Mengenai hal ini, Ronald mengatakan bahwa mereka senang dan sudah terbiasa untuk berinteraksi dengan wisatawan yang berkunjung.
“Anak-anak sudah terbiasa saat melihat tamu, kalau tamu menyapa mereka, sama anak-anak dianggap bahwa mereka sudah akrab. Jadi mereka setiap hari bermain dengan tamu,” jelas dia.
Ronald mengaku bahwa salah satu kunci yang membuat Desa Wisata Arborek disukai wisatawan adalah keramahan masyarakat setempat. Menurut dia, hal ini merupakan kebiasaan yang terbawa dari kecil hingga dewasa.
Baca juga:
Desa Wisata Arborek menawarkan beberapa atraksi budaya yang patut dilihat. Misalnya adalah tradisi Mansorandak, Tari Cakalele, Suling Tambur, dan tarian penyambut dari atas kapal.

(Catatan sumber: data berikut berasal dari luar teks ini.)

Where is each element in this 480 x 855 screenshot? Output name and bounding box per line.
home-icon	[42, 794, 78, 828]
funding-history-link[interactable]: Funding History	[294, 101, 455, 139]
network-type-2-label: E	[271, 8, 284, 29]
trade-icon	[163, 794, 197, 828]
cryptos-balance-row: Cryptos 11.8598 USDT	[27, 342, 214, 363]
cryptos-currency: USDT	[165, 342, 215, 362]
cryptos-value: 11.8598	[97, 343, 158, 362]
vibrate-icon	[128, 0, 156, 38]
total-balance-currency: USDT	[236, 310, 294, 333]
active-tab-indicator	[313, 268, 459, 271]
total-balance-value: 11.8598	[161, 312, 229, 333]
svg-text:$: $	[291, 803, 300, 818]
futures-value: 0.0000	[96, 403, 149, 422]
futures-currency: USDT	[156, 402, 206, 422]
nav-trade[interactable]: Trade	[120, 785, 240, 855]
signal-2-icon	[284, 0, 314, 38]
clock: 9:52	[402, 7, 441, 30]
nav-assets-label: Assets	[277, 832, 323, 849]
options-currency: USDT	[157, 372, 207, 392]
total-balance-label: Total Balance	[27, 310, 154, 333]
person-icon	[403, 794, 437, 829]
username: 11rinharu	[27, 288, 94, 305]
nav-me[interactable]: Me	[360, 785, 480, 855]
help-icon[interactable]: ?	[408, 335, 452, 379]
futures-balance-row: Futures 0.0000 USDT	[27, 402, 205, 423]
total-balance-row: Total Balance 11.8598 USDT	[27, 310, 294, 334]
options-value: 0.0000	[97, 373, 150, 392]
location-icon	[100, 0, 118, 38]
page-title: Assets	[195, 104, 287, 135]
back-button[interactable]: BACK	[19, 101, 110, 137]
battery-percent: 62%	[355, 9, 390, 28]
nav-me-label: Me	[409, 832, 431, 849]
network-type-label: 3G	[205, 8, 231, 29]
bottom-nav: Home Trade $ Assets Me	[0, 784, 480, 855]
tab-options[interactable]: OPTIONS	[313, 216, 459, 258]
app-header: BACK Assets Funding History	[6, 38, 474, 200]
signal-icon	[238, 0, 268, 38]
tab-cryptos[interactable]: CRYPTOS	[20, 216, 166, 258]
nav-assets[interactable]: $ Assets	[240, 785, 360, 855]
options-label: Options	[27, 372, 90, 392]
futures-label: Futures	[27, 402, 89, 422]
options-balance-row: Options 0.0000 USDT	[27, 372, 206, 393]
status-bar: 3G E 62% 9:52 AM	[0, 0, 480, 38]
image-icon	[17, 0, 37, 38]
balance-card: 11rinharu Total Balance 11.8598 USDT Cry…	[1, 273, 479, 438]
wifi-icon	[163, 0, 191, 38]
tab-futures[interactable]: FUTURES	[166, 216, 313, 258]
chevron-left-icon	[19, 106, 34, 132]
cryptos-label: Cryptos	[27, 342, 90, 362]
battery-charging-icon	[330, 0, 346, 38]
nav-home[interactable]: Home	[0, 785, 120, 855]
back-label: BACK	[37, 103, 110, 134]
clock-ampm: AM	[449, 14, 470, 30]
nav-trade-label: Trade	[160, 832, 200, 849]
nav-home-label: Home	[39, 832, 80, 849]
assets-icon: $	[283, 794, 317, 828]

Kendati demikian, Ronald menuturkan bahwa tradisi Mansorandak hanya dilakukan kepada tamu penting, seperti orang dari Kementerian atau Pemda.
“Tapi kalau tamu biasa, mereka hanya akan disambut oleh tarian penyambutan dari atas kapal, wisatawan bisa bilang kalau mau dijemput oleh tarian dari atas kapal itu. Suling Tambur juga tergantung wisatawan maunya bagaimana,” ucapnya.
Sementara untuk Tari Cakalele, wisatawan bisa bertanya kepada penyedia paket wisata ke Desa Arborek apakah mereka bisa menikmatinya atau tidak.
Mama-mama di Desa Arborek merupakan perajin anyaman. Alhasil, wisatawan yang berkunjung akan disuguhi berbagai macam produk ekonomi kreatif (ekraf) khas Desa Wisata Arborek.
Beberapa di antaranya adalah kalung dan anyaman topi warna-warni berbentuk ikan pari manta, tas jinjing untuk belanja, noken atau tas anyaman khas Papua, dan vas bunga dengan berbagai bentuk.
Untuk noken, wisatawan diberi pilihan apakah ingin membeli noken versi besar, atau noken versi kecil yang digunakan untuk membawa botol minum atau ponsel.
Harga produk ekraf yang dijual beragam. Namun khusus untuk produk anyaman, harga jualnya berada pada kisaran Rp 100.000-Rp 350.000.